How to make a busy-board? Besides having few tools and some supplies – which helps – you also need a certain mindset. You can achieve it. Shift your view from adult perception to childish desire to fool around with things. Try to remember what you messed around with most when you were a toddler.
Did you turn off the light in WC all the time? Locked up anyone outdoor in freezing cold? Pulled the rotary phone off the hallway table?
Let’s refresh these emotions. A great way to find inspiration for DIY toys is children’s museums. Oversized objects and tactile experiences bring the childhood vibe back. Skip the science and go straight to interactive play installations. Usually it’s gears and wheels and construction blocks, but quite often they do get more creative. Let us share some of our favorite ideas.
A great idea on the intersection of interactive installation and building blocks. And clouds, of course! That’s exactly why it’s N1 on our list.
Nothing new about using cardboard and wine corks. But Tali did a great job by creating a unified space with holistic and stylish experience.
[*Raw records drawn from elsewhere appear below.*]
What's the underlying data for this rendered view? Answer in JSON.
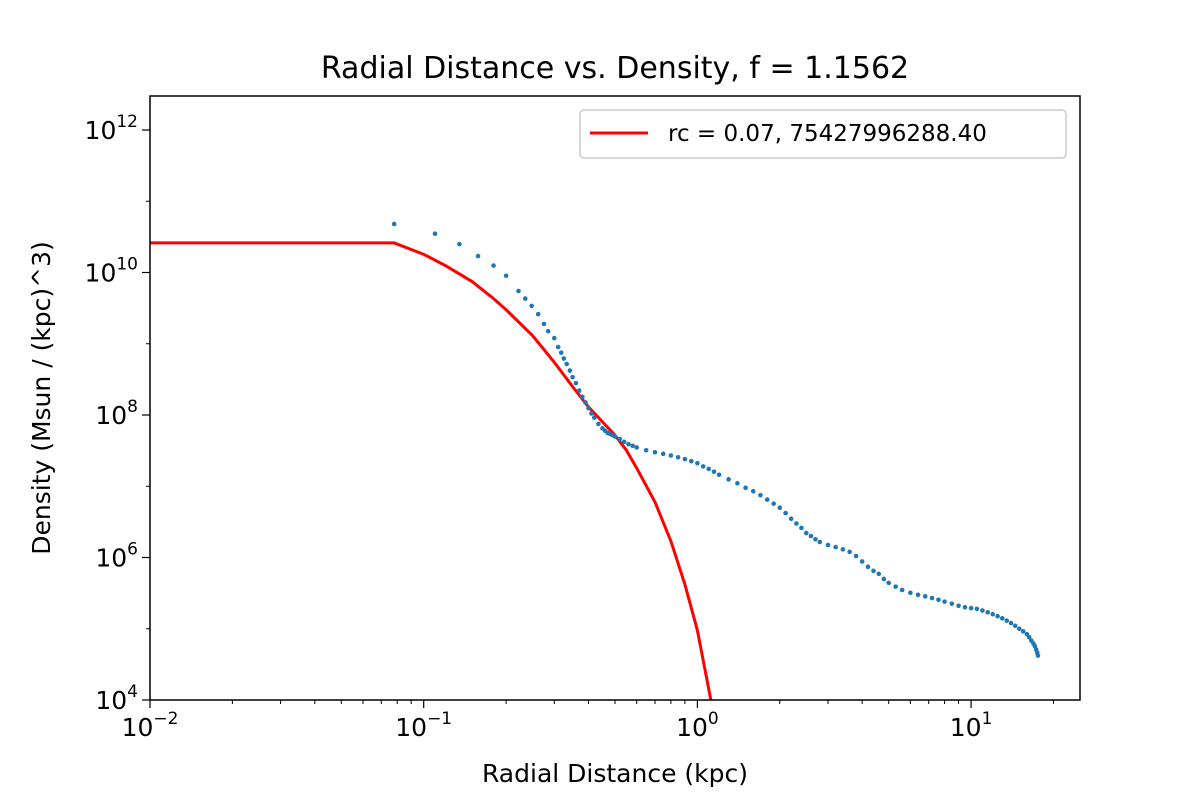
{
  "chart_data": {
    "type": "scatter",
    "title": "Radial Distance vs. Density, f = 1.1562",
    "xlabel": "Radial Distance (kpc)",
    "ylabel": "Density (Msun / (kpc)^3)",
    "xscale": "log",
    "yscale": "log",
    "xlim": [
      0.01,
      25
    ],
    "ylim": [
      10000,
      3000000000000
    ],
    "x_ticks": [
      {
        "value": 0.01,
        "base": "10",
        "exp": "−2"
      },
      {
        "value": 0.1,
        "base": "10",
        "exp": "−1"
      },
      {
        "value": 1,
        "base": "10",
        "exp": "0"
      },
      {
        "value": 10,
        "base": "10",
        "exp": "1"
      }
    ],
    "y_ticks": [
      {
        "value": 10000,
        "base": "10",
        "exp": "4"
      },
      {
        "value": 1000000,
        "base": "10",
        "exp": "6"
      },
      {
        "value": 100000000,
        "base": "10",
        "exp": "8"
      },
      {
        "value": 10000000000,
        "base": "10",
        "exp": "10"
      },
      {
        "value": 1000000000000,
        "base": "10",
        "exp": "12"
      }
    ],
    "grid": false,
    "legend_position": "upper right",
    "series": [
      {
        "kind": "scatter",
        "color": "#1f77b4",
        "x": [
          0.078,
          0.11,
          0.135,
          0.158,
          0.18,
          0.2,
          0.222,
          0.235,
          0.248,
          0.262,
          0.275,
          0.285,
          0.3,
          0.31,
          0.318,
          0.325,
          0.333,
          0.342,
          0.35,
          0.36,
          0.37,
          0.38,
          0.39,
          0.4,
          0.41,
          0.42,
          0.435,
          0.45,
          0.46,
          0.47,
          0.48,
          0.49,
          0.5,
          0.52,
          0.54,
          0.56,
          0.58,
          0.6,
          0.65,
          0.7,
          0.75,
          0.8,
          0.85,
          0.9,
          0.95,
          1.0,
          1.05,
          1.1,
          1.15,
          1.2,
          1.3,
          1.4,
          1.5,
          1.6,
          1.7,
          1.8,
          1.9,
          2.0,
          2.1,
          2.2,
          2.3,
          2.4,
          2.5,
          2.6,
          2.7,
          2.8,
          3.0,
          3.2,
          3.4,
          3.6,
          3.8,
          4.0,
          4.2,
          4.4,
          4.6,
          4.8,
          5.0,
          5.3,
          5.6,
          6.0,
          6.4,
          6.8,
          7.2,
          7.6,
          8.0,
          8.5,
          9.0,
          9.5,
          10.0,
          10.5,
          11.0,
          11.5,
          12.0,
          12.5,
          13.0,
          13.5,
          14.0,
          14.5,
          15.0,
          15.5,
          16.0,
          16.3,
          16.6,
          16.9,
          17.1,
          17.3,
          17.45,
          17.55
        ],
        "y": [
          48000000000,
          35000000000,
          25000000000,
          17000000000,
          12500000000,
          9000000000,
          5500000000,
          4300000000,
          3400000000,
          2600000000,
          1900000000,
          1500000000,
          1200000000,
          900000000,
          750000000,
          620000000,
          520000000,
          420000000,
          340000000,
          280000000,
          220000000,
          180000000,
          150000000,
          125000000,
          105000000,
          92000000,
          75000000,
          65000000,
          60000000,
          56000000,
          54000000,
          52000000,
          50000000,
          46000000,
          42000000,
          39000000,
          37000000,
          35000000,
          32000000,
          30000000,
          28500000,
          27000000,
          25500000,
          24000000,
          22500000,
          21000000,
          19000000,
          17500000,
          16000000,
          14500000,
          12500000,
          11000000,
          9500000,
          8500000,
          7500000,
          6500000,
          5700000,
          5000000,
          4200000,
          3500000,
          3000000,
          2600000,
          2200000,
          2000000,
          1800000,
          1650000,
          1500000,
          1400000,
          1300000,
          1200000,
          1050000,
          880000,
          740000,
          650000,
          590000,
          500000,
          440000,
          390000,
          350000,
          320000,
          300000,
          285000,
          270000,
          255000,
          240000,
          225000,
          210000,
          200000,
          195000,
          190000,
          180000,
          170000,
          160000,
          150000,
          140000,
          130000,
          120000,
          110000,
          100000,
          92000,
          84000,
          76000,
          68000,
          62000,
          57000,
          51000,
          46000,
          42000
        ]
      },
      {
        "kind": "line",
        "name": "rc = 0.07, 75427996288.40",
        "color": "#ff0000",
        "x": [
          0.01,
          0.078,
          0.1,
          0.12,
          0.15,
          0.18,
          0.2,
          0.25,
          0.3,
          0.35,
          0.4,
          0.45,
          0.5,
          0.55,
          0.6,
          0.7,
          0.8,
          0.9,
          1.0,
          1.12
        ],
        "y": [
          26000000000,
          26000000000,
          18000000000,
          12500000000,
          7500000000,
          4300000000,
          3000000000,
          1300000000,
          550000000,
          250000000,
          130000000,
          80000000,
          52000000,
          32000000,
          18000000,
          6000000,
          1700000,
          420000,
          95000,
          10000
        ]
      }
    ]
  }
}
I love how this installation is so visual and stuffed with knowledge. And still on the fun side thanks to an abundance of the hands-on elements. It’s worth going all the way to Beijing!
This concept is perfect. How do you get the kid not to run away from you? You don’t. You loop the runway and stand there sipping your green tea while the kids are trotting by again and again. Genius!
A marvelous piece. I adore how Madame Kusama found a way to document the transforming magic of children’s touch. A new challenge for me. I’d love to incorporate some elements with a similar effect into busy-boards. Gotta brainstorm about it!
Consider your upcoming busy-board your kid’s own private interactive work of art. And now, do your best! Try experimenting with shapes, sounds, forms, textures, materials, kinetics and visuals.
Maybe, you’d like to combine the parts on your busy board into funny faces to add emotional development – like here.
Or, set off an area of your busy board for stickers, photos, or flashcards.